Europe stocks close slightly higher; BAE Systems up 4.7% after UK increases defense spending
European stocks edged higher on Tuesday as corporate earnings and geopolitical developments remained in focus.
The pan-European Stoxx 600
closed 0.15% higher, pulling back from earlier highs and continuing the narrow trading range seen this week.
The U.K.’s biggest defense company BAE Systems closed up 4.7% after U.K. Prime Minister Keir Starmer pledged to spend an additional £13.4 billion every year from 2027 on defense.
In a Tuesday address to parliament, he added that the government plans to raise defense spending to 2.5% of GDP by 2027, noting “the biggest sustained increase in defense spending since the end of the Cold War.”
Matt Dorset, equity analyst at Quilter Cheviot, said BAE Systems was likely the biggest beneficiary of the news with 26% of its sales originating in the U.K. He also named Qinetiq, Babcock and Chemring as names to watch.
In other corporate news, Novo Nordisk gained 3%. On Monday, American telehealth firm Hims & Hers said in its earnings call that it may stop selling compounded semaglutide — an alternative to weight-loss drugs like Novo Nordisk’s Ozempic and Wegovy.
Medical devices manufacturer Smith & Nephew, meanwhile, gained 6% after the company reported a 4.7% year-on-year increase in revenue for 2024. It cited its “transformative 12-point plan” as driving the performance and said revenue growth for 2025 was expected to be around 5%.
Germany’s DAX index initially continued its upward trend on Tuesday following the result of the German federal election, though slipped in late deals to close 0.13% lower.

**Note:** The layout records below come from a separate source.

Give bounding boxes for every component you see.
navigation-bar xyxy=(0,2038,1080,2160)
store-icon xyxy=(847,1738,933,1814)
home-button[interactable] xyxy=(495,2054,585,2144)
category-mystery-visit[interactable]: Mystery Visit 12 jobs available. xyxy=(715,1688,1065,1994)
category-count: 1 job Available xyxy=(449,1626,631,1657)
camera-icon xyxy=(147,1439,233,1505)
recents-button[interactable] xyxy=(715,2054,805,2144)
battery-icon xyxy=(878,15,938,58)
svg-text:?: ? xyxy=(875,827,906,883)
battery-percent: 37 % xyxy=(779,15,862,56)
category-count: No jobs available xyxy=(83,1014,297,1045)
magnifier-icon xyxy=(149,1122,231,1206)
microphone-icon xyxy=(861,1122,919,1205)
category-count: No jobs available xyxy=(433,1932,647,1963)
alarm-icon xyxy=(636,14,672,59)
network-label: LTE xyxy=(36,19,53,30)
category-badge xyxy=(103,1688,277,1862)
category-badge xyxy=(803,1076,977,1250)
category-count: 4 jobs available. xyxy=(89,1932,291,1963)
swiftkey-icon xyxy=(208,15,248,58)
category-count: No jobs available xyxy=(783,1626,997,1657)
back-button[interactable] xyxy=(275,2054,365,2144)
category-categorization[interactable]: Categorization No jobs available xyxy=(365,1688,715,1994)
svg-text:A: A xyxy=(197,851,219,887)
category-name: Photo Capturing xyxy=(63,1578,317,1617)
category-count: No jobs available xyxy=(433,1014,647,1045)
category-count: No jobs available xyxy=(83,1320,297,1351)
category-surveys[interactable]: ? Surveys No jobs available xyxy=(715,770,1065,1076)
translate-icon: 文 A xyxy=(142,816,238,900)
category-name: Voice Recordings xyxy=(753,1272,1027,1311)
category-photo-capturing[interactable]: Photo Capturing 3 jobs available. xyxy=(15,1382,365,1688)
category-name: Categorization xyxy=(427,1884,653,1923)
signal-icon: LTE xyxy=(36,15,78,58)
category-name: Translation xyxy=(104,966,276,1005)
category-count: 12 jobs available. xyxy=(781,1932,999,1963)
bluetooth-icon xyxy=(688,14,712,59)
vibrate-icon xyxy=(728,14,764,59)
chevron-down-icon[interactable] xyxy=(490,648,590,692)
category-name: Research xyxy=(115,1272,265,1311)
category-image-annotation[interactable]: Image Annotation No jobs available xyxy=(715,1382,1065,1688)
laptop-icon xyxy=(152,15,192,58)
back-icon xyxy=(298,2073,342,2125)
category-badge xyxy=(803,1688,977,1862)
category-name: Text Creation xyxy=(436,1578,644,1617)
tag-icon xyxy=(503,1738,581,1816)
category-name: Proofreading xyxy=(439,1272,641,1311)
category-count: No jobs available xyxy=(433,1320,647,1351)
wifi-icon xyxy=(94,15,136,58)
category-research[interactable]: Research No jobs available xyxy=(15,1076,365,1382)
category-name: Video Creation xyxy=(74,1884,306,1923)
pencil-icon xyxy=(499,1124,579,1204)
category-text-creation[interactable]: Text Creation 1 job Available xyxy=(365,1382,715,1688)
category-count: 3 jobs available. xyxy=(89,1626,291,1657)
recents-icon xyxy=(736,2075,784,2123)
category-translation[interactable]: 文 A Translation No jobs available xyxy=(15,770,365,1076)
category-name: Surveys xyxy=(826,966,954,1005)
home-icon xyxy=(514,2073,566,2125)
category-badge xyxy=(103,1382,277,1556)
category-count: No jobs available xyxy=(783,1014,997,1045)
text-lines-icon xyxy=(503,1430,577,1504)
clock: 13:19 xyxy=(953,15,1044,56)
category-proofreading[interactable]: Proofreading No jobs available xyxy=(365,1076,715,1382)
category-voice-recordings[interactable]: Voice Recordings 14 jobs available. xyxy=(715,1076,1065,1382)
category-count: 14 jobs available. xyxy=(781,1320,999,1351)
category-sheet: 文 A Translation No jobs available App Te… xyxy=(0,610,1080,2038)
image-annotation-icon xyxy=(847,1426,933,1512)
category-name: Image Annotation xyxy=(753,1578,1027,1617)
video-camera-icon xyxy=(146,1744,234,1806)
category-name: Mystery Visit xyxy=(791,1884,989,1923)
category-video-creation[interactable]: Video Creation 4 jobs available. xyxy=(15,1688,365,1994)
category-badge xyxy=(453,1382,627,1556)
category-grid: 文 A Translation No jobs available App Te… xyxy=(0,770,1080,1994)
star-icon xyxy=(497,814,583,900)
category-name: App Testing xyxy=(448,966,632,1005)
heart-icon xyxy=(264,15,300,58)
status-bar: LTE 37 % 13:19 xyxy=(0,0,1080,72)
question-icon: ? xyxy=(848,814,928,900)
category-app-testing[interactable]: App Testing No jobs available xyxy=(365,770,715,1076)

The conservative Christian Democratic Union and the allied Christian Social Union (CDU/CSU) secured the largest share of votes in the election on Sunday, with the alliance’s candidate Friedrich Merz set to take over from Olaf Scholz as chancellor of Europe’s largest economy.
Across the Atlantic, U.S. President Donald Trump on Monday said that tariffs on Canadian and Mexican goods “will go forward,” when a 30-day reprieve on the levies expires next week. The president also doubled down on his plans to impose so-called reciprocal tariffs on America’s trading partners.
Asia-Pacific markets traded lower overnight after Wall Street fell Monday, as Trump tariffs stoked a risk-off mood.
On Wall Street, the S&P 500 was trading in the red for a fourth day, taking a leg lower after the Conference Board’s consumer confidence survey came in much weaker than economists’ estimates.